The 6 most common misconceptions of leasing

Johnson Reed
3m read

Venturing down the finance route can initially seem a little daunting, typically associated with credit checks, tedious paperwork and onerous conditions. Whilst this may have been your experience with banks and finance houses in the past, this certainly doesn’t need to be the case. At Johnson Reed, we understand the time constraints and daily pressures of running a business, and facilitate your finance requirements in a quick, simple and fuss-free manner.

Here are some of the most common misconceptions we hear from business owners when they’re considering leasing, and why they’re not always correct.

1. “Leasing won’t allow me to take ownership of the asset” – Depending on the type of agreement you have, there are options available at the end of the term. If the agreement allows, you may be able to pay a one-off fee for the asset, usually the equivalent to one of your repayments. Some agreements also offer the option to upgrade, helping you stay at the forefront of your competitive industry and keep up-to-date with constantly-evolving technology.

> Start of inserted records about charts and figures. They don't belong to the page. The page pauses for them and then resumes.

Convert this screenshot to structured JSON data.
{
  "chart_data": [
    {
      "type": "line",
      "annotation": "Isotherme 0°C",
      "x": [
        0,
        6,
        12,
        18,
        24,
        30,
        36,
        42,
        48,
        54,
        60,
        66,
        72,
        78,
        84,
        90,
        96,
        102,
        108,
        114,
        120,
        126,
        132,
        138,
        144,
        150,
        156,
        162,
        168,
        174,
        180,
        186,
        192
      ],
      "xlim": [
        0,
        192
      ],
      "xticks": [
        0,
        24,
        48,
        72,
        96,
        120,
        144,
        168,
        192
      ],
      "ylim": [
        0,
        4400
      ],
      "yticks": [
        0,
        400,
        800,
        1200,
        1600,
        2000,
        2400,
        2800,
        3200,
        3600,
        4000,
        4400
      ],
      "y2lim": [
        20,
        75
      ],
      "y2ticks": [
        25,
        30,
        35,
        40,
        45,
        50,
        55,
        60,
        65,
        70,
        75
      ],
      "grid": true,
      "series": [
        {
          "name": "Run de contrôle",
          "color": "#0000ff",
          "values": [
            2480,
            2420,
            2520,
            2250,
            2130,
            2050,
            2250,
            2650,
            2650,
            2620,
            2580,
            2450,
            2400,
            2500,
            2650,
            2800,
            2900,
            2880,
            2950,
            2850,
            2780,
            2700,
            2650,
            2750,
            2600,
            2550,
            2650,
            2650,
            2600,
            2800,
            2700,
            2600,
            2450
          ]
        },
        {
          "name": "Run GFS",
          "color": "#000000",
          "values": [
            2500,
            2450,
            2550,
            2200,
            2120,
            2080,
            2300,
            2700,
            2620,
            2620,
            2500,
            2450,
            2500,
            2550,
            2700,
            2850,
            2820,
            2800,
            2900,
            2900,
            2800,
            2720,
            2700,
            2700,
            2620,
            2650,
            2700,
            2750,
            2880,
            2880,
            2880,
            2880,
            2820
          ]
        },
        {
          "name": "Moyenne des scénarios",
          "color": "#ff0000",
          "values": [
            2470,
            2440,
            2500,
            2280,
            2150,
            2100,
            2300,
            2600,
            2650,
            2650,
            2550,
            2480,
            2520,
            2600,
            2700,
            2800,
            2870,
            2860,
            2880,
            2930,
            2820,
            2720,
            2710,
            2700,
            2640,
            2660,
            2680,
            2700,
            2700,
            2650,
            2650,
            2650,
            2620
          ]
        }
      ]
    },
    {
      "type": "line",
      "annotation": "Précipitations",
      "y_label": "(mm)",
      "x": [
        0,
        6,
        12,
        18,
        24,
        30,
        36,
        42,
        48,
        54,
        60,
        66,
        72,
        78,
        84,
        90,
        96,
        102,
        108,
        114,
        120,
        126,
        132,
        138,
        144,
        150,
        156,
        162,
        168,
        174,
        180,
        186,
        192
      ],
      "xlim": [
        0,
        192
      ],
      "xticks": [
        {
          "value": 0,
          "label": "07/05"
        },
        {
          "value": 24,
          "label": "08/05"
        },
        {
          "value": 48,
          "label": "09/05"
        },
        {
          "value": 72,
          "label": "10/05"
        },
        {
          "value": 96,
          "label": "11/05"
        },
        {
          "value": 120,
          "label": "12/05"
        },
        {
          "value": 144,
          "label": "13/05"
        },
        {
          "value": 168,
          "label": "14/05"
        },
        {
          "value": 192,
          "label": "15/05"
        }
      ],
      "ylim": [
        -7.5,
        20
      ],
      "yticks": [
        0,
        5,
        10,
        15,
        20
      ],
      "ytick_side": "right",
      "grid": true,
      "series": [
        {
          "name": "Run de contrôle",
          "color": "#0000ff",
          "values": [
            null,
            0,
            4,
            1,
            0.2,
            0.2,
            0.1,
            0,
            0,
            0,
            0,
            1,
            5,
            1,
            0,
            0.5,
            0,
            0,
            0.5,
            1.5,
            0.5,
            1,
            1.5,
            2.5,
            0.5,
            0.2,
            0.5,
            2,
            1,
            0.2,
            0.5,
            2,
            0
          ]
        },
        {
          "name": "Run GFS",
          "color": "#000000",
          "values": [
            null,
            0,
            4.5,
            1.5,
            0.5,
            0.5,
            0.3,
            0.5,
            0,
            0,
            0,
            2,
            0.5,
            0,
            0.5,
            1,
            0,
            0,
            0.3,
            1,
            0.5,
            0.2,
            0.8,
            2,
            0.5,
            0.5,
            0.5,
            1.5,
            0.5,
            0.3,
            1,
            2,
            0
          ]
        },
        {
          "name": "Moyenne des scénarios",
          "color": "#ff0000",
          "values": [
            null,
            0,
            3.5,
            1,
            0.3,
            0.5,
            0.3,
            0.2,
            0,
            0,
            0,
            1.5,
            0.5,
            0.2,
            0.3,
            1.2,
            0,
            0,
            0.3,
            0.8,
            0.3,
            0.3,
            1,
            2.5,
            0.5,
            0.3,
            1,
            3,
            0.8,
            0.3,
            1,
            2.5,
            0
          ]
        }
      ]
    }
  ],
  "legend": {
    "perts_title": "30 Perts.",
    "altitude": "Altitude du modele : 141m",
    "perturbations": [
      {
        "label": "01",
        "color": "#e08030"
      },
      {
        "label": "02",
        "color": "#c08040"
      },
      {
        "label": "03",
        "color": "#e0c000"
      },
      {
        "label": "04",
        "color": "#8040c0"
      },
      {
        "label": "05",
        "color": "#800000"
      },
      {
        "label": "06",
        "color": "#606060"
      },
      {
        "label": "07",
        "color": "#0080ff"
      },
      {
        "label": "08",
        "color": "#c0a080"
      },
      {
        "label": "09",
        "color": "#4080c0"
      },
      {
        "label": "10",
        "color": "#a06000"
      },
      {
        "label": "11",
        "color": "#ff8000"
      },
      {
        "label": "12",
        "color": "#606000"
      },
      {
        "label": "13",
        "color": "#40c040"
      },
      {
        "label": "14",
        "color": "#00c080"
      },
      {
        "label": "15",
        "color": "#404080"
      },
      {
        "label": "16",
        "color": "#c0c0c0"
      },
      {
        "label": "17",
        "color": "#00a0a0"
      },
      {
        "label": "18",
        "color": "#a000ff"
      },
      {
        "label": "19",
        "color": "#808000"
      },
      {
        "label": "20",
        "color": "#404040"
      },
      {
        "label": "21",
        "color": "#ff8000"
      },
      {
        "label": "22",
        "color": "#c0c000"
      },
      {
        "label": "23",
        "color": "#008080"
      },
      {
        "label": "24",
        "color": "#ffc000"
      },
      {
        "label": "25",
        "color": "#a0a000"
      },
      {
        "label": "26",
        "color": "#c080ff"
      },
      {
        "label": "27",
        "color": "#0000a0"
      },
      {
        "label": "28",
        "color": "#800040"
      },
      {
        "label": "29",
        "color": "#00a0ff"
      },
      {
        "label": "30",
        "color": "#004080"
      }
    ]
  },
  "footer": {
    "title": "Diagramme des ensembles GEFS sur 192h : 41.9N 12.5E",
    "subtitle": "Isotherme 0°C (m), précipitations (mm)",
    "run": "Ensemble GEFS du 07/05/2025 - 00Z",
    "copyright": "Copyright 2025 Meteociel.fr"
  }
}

2. “I’m not struggling financially so I don’t need to use finance” – Applying for finance sometimes comes with a negative stigma, but in fact many of our clients use our facilities as tools to help strengthen their business, not to combat a financial weakness. Leasing is a valuable tool regardless of the size or stage of your business, allowing you to purchase your desired equipment without the prohibitive effect on cash flow. The tax-efficiencies alone make leasing the purchase method of choice for many business owners.

3. “I can’t finance the equipment I need” – Whilst the bank and traditional lenders might decline finance applications for ‘non-standard’ assets or those with little residual value, Johnson Reed specialise in ‘Quirky Kit Finance’, whether that’s bespoke software or a children’s soft play structure! In addition, we can finance all your fixtures, fittings and ancillary costs; essentially a ‘one-stop shop’ for all your equipment and project costs!

4. “It’s too time consuming” – Whilst bank loan applications can sometimes go weeks without any response, leasing is a different matter entirely. We can get everything we need from a simple phone call and help build your application, returning a decision within just a couple of hours in some cases! We work in conjunction with your suppliers and project deadlines to be as efficient as possible.

5. “I don’t trust finance companies” – You know the details of your agreement before you sign, including your repayment schedule, so you can accommodate the cost in your budget and plan ahead confidently. Whilst some bank facilities and overdrafts are repayable on demand (always read the small print!) your lease facility is fixed until the end of the term, providing all payments are made on time. We like to ensure customers know exactly what to expect and don’t encounter any hidden surprises!

6. “It’s expensive” – Whilst our rates are rarely as competitive as secured lending/mortgage finance usually provided by the bank, there are many reasons why leasing is the more favourable – and often more economic – choice. It’s often thought that the accumulation of all the repayments will exceed the original value of the asset, but the tax savings allowable throughout the term usually offset this. What’s more, with a lease you’re paying for the equipment in small instalments as you’re using and it and (hopefully!) generating a profit, meaning you’re likely to break even on your investment sooner.